Does evolution have a purpose? (Evolution)

by dhw, Friday, October 10, 2014, 15:41 (3483 days ago) @ David Turell

DAVID: The fitness discussion relates directly to competition and survival, and as we delve into this subject, note that my idea of eventual humans as the goal is another way of looking at a mechanism for evolution, just as my proposal of a driving mechanism to complexity can be another mechanism for evolution. We are stuck with Darwin's approach because it is the dominant current theory, but I can offer substantial arguments, as I have in the past for a different padttern of factors and mechanisms.-Previously, your drive to complexity was powered by a 3.7-billion-year-old computer programme. Apart from that alternative, I really can't see any difference between the inventive mechanism and a “driving mechanism to complexity”. We have agreed that survival does not explain progression beyond bacteria, and the merging of single cellular organisms into multicellular, followed by an ever increasing number of cellular combinations = invention and complexity. But you are right that innovations must still tie in with fitness, since there would not be much point in increased complexity if the new organism couldn't survive! -dhw: An autonomous IM will go on inventing, and each invention will lead to further inventions, and each one will have its own “agenda”, as it either copes with or exploits new conditions. But this may be where you and I have to part company. Let's see.-DAVID: We are not together. I still view an inventive mechanism as following guidelines and semi-autonomously inventing.-We have agreed that the inventive mechanism follows guidelines in the same way as the bridge-builder does: knowledge of what it can and can't do, plus knowledge of current conditions. If the bridge-builder is autonomous, so is the IM. You go on to say: “By semi-autonomous I mean I can see the IM branching off into all sorts of sidelines of live inventions.” We clearly speak a different language, but even my American dictionary offers the definition ”self-governing” . What is half self-governing? “Autonomous” in our context means the mechanism is in control of itself, is not preprogrammed, takes its own decisions. It branches off into many different forms BECAUSE it is autonomous, with the different organisms coming up with different solutions to different problems in different environments.
 
dhw: Dabbling was your other option, but that conflicted with your belief that evolution happened. 

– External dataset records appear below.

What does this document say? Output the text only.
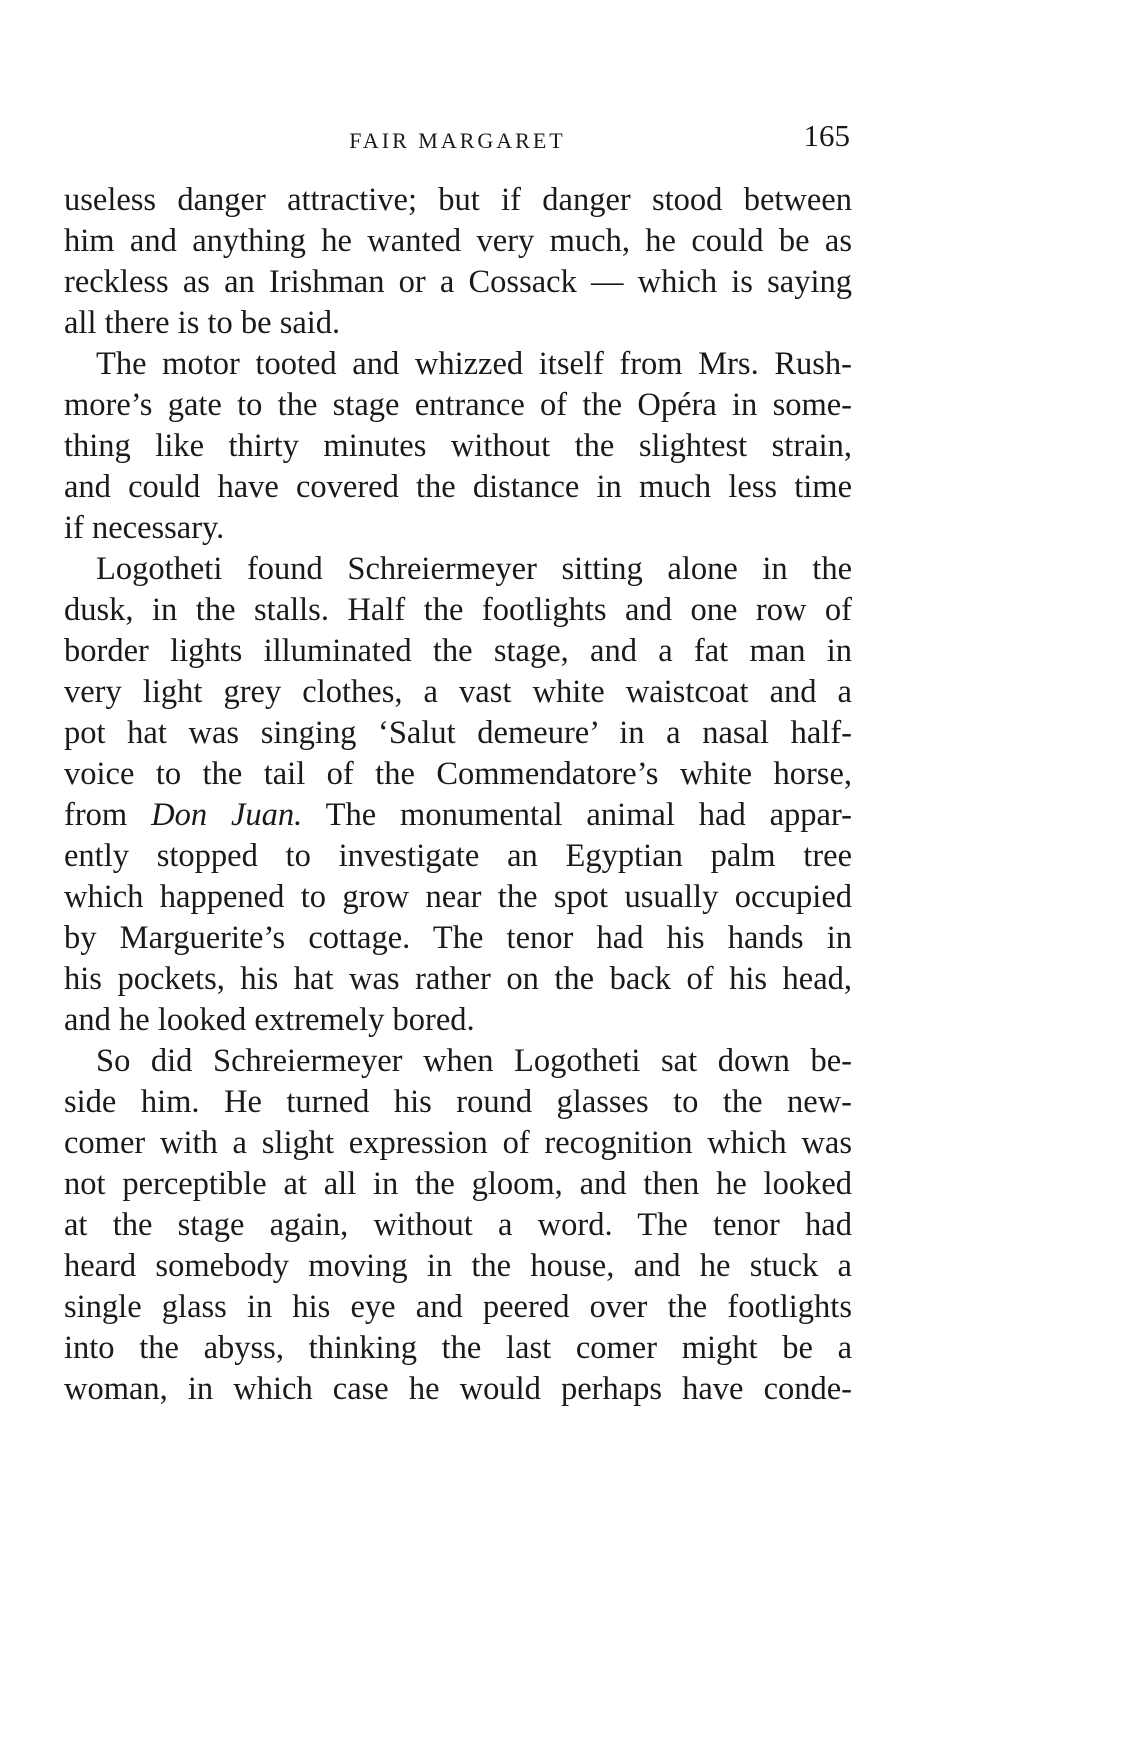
FAIR MARGARET	165
useless danger attractive; but if danger stood between
him and anything he wanted very much, he could be as
reckless as an Irishman or a Cossack — which is saying
all there is to be said.
The motor tooted and whizzed itself from Mrs. Rush-
more’s gate to the stage entrance of the Opéra in some-
thing like thirty minutes without the slightest strain,
and could have covered the distance in much less time
if necessary.
Logotheti found Schreiermeyer sitting alone in the
dusk, in the stalls. Half the footlights and one row of
border lights illuminated the stage, and a fat man in
very light grey clothes, a vast white waistcoat and a
pot hat was singing ‘Salut demeure’ in a nasal half-
voice to the tail of the Commendatore’s white horse,
from Don Juan. The monumental animal had appar-
ently stopped to investigate an Egyptian palm tree
which happened to grow near the spot usually occupied
by Marguerite’s cottage. The tenor had his hands in
his pockets, his hat was rather on the back of his head,
and he looked extremely bored.
So did Schreiermeyer when Logotheti sat down be-
side him. He turned his round glasses to the new-
comer with a slight expression of recognition which was
not perceptible at all in the gloom, and then he looked
at the stage again, without a word. The tenor had
heard somebody moving in the house, and he stuck a
single glass in his eye and peered over the footlights
into the abyss, thinking the last comer might be a
woman, in which case he would perhaps have conde-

DAVID: No it doesn't. Dabbling simply meant guiding some of the evolutionary changes.-My apologies. You are quite right, and this may become an important factor in our discussion.
 
dhw: The theistic version of the inventive mechanism, i.e. that your God created it, raises the question of his motives for the bush, whereas your anthropocentric 3.7-year-preprogramming - while failing to explain the higgledy-piggledy bush - gives you a tangible purpose to cling to. 
DAVID: Once again, you are making religion's mistake, awarding God with human thinking. He may have had no motives for a bush.-You can hardly complain about such thinking when you have consistently argued that God's evolutionary purpose was to create humans.
 
dhw: It also ties in neatly with religion, since many religious people believe that God is interested in them, and loves them, and wants them to behave properly and be happy. Maybe they're right. Who knows?
DAVID: That is just my point. Who knows God at all?-Indeed. He may not even exist. But you think he does, so do you still believe his purpose in starting evolution was to create humans?